ROEは、株主が投資した自己資本を使って、企業がどれだけ効率的に利益を上げているかを判断するための指標だ。一般的にはROEが10.0%を超えていれば優良企業と判断され、投資価値があるとみなされる。

たとえばE社のROEが8.50%、F社が14.20%であれば、F社に投資するほうが効率的であると判断できる。F社のほうがE社より自己資本に対する収益性が高く、しかも10%を超えているからだ。

ただし、ROEだけでなく、財務レバレッジ(自己資本に対する負債の割合)なども考慮に入れて総合的に判断する必要があることも覚えておこう。

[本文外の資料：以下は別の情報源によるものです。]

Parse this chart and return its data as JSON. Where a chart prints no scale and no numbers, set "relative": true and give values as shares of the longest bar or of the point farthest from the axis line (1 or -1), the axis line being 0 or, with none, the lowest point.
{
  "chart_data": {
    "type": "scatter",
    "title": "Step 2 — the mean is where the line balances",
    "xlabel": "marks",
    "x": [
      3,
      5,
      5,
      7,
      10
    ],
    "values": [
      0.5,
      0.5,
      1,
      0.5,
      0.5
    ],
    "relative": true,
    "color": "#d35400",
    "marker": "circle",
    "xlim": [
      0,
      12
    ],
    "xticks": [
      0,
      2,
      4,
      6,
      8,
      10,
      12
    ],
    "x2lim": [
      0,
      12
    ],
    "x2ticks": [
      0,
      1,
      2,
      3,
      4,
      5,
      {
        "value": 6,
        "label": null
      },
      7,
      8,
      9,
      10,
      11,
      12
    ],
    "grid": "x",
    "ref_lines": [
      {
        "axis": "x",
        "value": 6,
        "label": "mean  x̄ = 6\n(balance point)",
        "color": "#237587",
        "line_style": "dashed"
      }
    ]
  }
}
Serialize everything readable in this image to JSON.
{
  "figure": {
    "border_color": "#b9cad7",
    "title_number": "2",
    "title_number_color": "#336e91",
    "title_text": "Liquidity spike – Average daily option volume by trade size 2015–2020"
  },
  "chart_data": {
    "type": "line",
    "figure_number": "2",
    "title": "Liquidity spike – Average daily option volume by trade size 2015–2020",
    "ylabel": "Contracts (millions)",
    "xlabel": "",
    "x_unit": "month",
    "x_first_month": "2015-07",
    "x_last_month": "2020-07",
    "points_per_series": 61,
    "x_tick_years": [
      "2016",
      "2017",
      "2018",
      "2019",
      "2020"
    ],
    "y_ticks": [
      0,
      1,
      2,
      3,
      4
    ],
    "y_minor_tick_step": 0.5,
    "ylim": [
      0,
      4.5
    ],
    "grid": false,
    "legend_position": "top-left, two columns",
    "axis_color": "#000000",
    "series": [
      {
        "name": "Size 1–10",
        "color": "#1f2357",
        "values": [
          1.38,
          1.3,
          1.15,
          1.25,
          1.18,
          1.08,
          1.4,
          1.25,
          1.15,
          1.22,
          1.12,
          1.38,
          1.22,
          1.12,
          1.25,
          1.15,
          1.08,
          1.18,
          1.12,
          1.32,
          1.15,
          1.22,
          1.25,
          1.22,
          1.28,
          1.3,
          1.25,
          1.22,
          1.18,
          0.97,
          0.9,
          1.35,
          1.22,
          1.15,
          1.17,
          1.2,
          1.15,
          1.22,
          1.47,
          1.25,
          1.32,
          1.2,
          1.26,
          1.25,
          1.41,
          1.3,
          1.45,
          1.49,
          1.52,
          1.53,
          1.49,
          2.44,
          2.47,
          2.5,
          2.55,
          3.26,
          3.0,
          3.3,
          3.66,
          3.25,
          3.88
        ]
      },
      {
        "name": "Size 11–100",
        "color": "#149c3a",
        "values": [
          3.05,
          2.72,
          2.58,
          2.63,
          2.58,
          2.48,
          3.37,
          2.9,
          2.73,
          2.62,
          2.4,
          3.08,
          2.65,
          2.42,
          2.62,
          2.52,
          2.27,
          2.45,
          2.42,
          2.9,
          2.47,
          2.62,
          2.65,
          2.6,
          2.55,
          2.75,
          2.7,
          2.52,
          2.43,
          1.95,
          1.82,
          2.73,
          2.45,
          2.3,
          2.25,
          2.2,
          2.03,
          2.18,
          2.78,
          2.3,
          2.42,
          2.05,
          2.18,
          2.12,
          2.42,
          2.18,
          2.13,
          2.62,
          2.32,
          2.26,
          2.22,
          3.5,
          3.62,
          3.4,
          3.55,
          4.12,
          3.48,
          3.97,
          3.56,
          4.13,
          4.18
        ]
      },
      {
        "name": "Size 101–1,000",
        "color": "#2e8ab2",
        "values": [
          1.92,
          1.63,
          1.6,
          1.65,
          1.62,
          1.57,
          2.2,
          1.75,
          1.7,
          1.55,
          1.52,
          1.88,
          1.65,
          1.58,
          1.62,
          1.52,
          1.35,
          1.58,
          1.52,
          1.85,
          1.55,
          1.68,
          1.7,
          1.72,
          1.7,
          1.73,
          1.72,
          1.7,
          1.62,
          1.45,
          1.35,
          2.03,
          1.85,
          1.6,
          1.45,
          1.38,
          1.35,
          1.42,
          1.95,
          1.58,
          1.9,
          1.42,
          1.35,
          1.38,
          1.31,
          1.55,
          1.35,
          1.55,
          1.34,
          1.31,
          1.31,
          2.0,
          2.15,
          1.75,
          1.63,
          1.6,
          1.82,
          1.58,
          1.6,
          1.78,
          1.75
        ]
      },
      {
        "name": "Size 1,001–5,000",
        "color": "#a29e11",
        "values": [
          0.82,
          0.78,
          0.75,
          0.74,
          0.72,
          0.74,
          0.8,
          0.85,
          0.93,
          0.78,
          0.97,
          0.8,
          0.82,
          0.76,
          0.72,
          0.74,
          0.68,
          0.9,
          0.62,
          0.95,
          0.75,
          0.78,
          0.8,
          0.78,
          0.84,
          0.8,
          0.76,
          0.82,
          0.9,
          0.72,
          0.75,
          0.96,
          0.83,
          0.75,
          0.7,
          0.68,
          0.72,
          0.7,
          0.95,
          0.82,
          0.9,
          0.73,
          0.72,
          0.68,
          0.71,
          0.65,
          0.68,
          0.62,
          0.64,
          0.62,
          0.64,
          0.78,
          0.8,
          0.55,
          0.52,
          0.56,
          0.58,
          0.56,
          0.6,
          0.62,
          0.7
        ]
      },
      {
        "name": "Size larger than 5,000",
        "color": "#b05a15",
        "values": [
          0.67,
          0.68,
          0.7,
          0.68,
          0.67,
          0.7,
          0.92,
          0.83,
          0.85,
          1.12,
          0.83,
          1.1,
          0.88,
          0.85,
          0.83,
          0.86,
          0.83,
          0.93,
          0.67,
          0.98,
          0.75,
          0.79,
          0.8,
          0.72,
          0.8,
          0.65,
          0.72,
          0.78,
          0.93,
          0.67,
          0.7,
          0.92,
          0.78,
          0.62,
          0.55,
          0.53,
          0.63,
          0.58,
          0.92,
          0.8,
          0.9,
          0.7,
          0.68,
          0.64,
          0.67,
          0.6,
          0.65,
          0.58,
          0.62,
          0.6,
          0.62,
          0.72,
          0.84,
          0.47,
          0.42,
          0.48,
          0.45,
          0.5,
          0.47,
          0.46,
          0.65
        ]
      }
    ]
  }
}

初めての株式投資のポイント スムーズな手続きと健全性の高い銘柄選び

口座開設から銘柄の選び方、買い方までの流れを事前に把握しておけば、最小限の時間と労力でも、スムーズに初めての株取引を始められるはずだ。手を抜かないでほしいのは、選んだ銘柄の健全性チェックだ。今回紹介した指標を参考に、リスク軽減に努める姿勢を常に忘れないようにしてほしい。